DCSIMG

€1.7m funding to ‘change dynamic’ of transport in Limerick

Minister Alan Kelly with Niall Greene, LIT; Conn Murray, Limerick city and county manager, and Mayor Cllr Kathleen Leddin, launching the funding. Picture: Dave Gaynor

Minister Alan Kelly with Niall Greene, LIT; Conn Murray, Limerick city and county manager, and Mayor Cllr Kathleen Leddin, launching the funding. Picture: Dave Gaynor

  • by Alan Owens
 

OVER €1.7 million of sustainable transport grants have been announced for Limerick that it is hoped will “change the dynamic of transportation” in the city.

Minister of State for Public & Commuter Transport, Alan Kelly, made the funding announcement at LIT this Tuesday, which will be used to remove pinch-points, improve public transport, cycling and pedestrian links throughout the city.

Key parts of the plan will see €1m allocated for the completion of the bus lane on Ballinacurra Road, €200,000 on improving access to Colbert station, while €70,000 will also be spent on planning and design for improved cycling links between LIT and the city.

A cycle planner ‘app’ for the city will be commissioned as part of the funding, as well as removing ‘pinch points’ to improve cycling in the city.

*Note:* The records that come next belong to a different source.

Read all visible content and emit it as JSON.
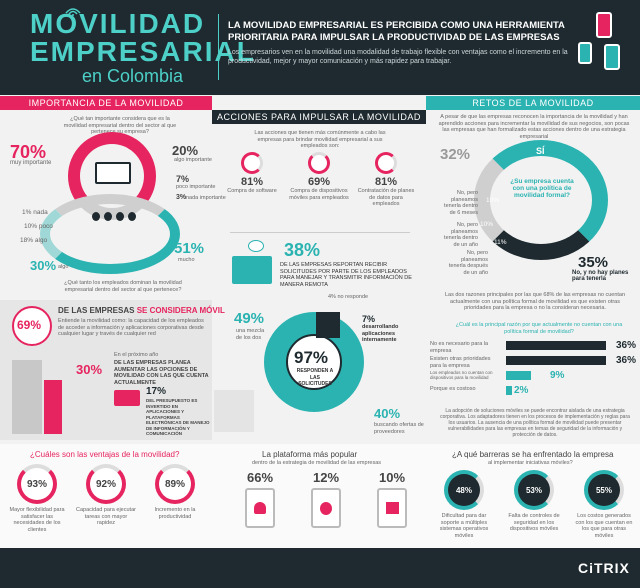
{
  "header": {
    "title_line1": "MOVILIDAD",
    "title_line2": "EMPRESARIAL",
    "title_line3": "en Colombia",
    "headline": "LA MOVILIDAD EMPRESARIAL ES PERCIBIDA COMO UNA HERRAMIENTA PRIORITARIA PARA IMPULSAR LA PRODUCTIVIDAD DE LAS EMPRESAS",
    "subtext": "Los empresarios ven en la movilidad una modalidad de trabajo flexible con ventajas como el incremento en la productividad, mejor y mayor comunicación y más rapidez para trabajar."
  },
  "importancia": {
    "title": "IMPORTANCIA DE LA MOVILIDAD",
    "question": "¿Qué tan importante considera que es la movilidad empresarial dentro del sector al que pertenece su empresa?",
    "pct_muy": "70%",
    "lbl_muy": "muy importante",
    "pct_algo": "20%",
    "lbl_algo": "algo importante",
    "pct_dep": "7%",
    "lbl_dep": "poco importante",
    "pct_nada": "3%",
    "lbl_nada": "nada importante",
    "pct_1": "1%",
    "lbl_1": "nada",
    "pct_10": "10%",
    "lbl_10": "poco",
    "pct_18": "18%",
    "lbl_18": "algo",
    "pct_30": "30%",
    "lbl_30": "algo",
    "pct_51": "51%",
    "lbl_51": "mucho",
    "question2": "¿Qué tanto los empleados dominan la movilidad empresarial dentro del sector al que pertenece?"
  },
  "acciones": {
    "title": "ACCIONES PARA IMPULSAR LA MOVILIDAD",
    "intro": "Las acciones que tienen más comúnmente a cabo las empresas para brindar movilidad empresarial a sus empleados son:",
    "items": [
      {
        "pct": "81%",
        "label": "Compra de software"
      },
      {
        "pct": "69%",
        "label": "Compra de dispositivos móviles para empleados"
      },
      {
        "pct": "81%",
        "label": "Contratación de planes de datos para empleados"
      }
    ],
    "p38": "38%",
    "p38_text": "DE LAS EMPRESAS REPORTAN RECIBIR SOLICITUDES POR PARTE DE LOS EMPLEADOS PARA MANEJAR Y TRANSMITIR INFORMACIÓN DE MANERA REMOTA",
    "p4": "4%",
    "p4_lbl": "no responde",
    "p7": "7%",
    "p7_lbl": "desarrollando aplicaciones internamente",
    "p49": "49%",
    "p49_lbl": "una mezcla de los dos",
    "p97": "97%",
    "p97_lbl": "RESPONDEN A LAS SOLICITUDES",
    "p40": "40%",
    "p40_lbl": "buscando ofertas de proveedores"
  },
  "considera": {
    "pct": "69%",
    "title_a": "DE LAS EMPRESAS ",
    "title_b": "SE CONSIDERA MÓVIL",
    "text": "Entiende la movilidad como: la capacidad de los empleados de acceder a información y aplicaciones corporativas desde cualquier lugar y través de cualquier red",
    "pct30": "30%",
    "text30a": "En el próximo año",
    "text30b": "DE LAS EMPRESAS PLANEA AUMENTAR LAS OPCIONES DE MOVILIDAD CON LAS QUE CUENTA ACTUALMENTE",
    "pct17": "17%",
    "text17": "DEL PRESUPUESTO ES INVERTIDO EN APLICACIONES Y PLATAFORMAS ELECTRÓNICAS DE MANEJO DE INFORMACIÓN Y COMUNICACIÓN"
  },
  "retos": {
    "title": "RETOS DE LA MOVILIDAD",
    "intro": "A pesar de que las empresas reconocen la importancia de la movilidad y han aprendido acciones para incrementar la movilidad de sus negocios, son pocas las empresas que han formalizado estas acciones dentro de una estrategia empresarial",
    "p32": "32%",
    "si": "SÍ",
    "question": "¿Su empresa cuenta con una política de movilidad formal?",
    "p10a": "10%",
    "p10b": "10%",
    "p11": "11%",
    "no1": "No, pero planeamos tenerla dentro de 6 meses",
    "no2": "No, pero planeamos tenerla dentro de un año",
    "no3": "No, pero planeamos tenerla después de un año",
    "p35": "35%",
    "p35_lbl": "No, y no hay planes para tenerla",
    "note": "Las dos razones principales por las que 68% de las empresas no cuentan actualmente con una política formal de movilidad es que existen otras prioridades para la empresa o no la consideran necesaria.",
    "q2": "¿Cuál es la principal razón por que actualmente no cuentan con una política formal de movilidad?",
    "bars": [
      {
        "label": "No es necesario para la empresa",
        "value": 36,
        "text": "36%"
      },
      {
        "label": "Existen otras prioridades para la empresa",
        "value": 36,
        "text": "36%"
      },
      {
        "label": "Los empleados no cuentan con dispositivos para la movilidad",
        "value": 9,
        "text": "9%"
      },
      {
        "label": "Porque es costoso",
        "value": 2,
        "text": "2%"
      }
    ],
    "footnote": "La adopción de soluciones móviles se puede encontrar aislada de una estrategia corporativa. Los adaptadores tienen en los procesos de implementación y reglas para los usuarios. La ausencia de una política formal de movilidad puede presentar vulnerabilidades para las empresas en temas de seguridad de la información y protección de datos."
  },
  "ventajas": {
    "title": "¿Cuáles son las ventajas de la movilidad?",
    "items": [
      {
        "pct": "93%",
        "label": "Mayor flexibilidad para satisfacer las necesidades de los clientes"
      },
      {
        "pct": "92%",
        "label": "Capacidad para ejecutar tareas con mayor rapidez"
      },
      {
        "pct": "89%",
        "label": "Incremento en la productividad"
      }
    ]
  },
  "plataforma": {
    "title": "La plataforma más popular",
    "subtitle": "dentro de la estrategia de movilidad de las empresas",
    "items": [
      {
        "pct": "66%",
        "icon": "android-icon"
      },
      {
        "pct": "12%",
        "icon": "apple-icon"
      },
      {
        "pct": "10%",
        "icon": "windows-icon"
      }
    ]
  },
  "barreras": {
    "title": "¿A qué barreras se ha enfrentado la empresa",
    "subtitle": "al implementar iniciativas móviles?",
    "items": [
      {
        "pct": "48%",
        "label": "Dificultad para dar soporte a múltiples sistemas operativos móviles"
      },
      {
        "pct": "53%",
        "label": "Falta de controles de seguridad en los dispositivos móviles"
      },
      {
        "pct": "55%",
        "label": "Los costos generados con los que cuentan en los que para otras móviles"
      }
    ]
  },
  "footer": {
    "brand": "CiTRIX"
  },
  "colors": {
    "pink": "#e6245f",
    "teal": "#2ab3b1",
    "dark": "#1e2a2f"
  }
}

The funding will be administered by the National Transport Authority and is part of the overall smarter travel project implemented by the department. The €1.7m for 2014 is “more than what was projected initially” as part of that €9m project, the minister explained.

“I am not happy with the volume of people who use bus transportation in Limerick, we need to increase that and a lot of the changes we are making are to try and help that,” said Mr Kelly.

“There is huge will towards a change in the dynamic of transportation in Limerick, in particular we need to get more people out of cars, cycling and walking and public transport have to be promoted more.

“All of this funding is designed to improve the public transport and cycling offering within Limerick city,” he added.

Limerick city and county manager Conn Murray said the funding was “extremely important” and would continue to add momentum toward the Limerick 2030 plan.

“I think it is particularly important that every access point in the city is re-examined and the minister is enabling now to add that, which was an important part of 2030,” he said.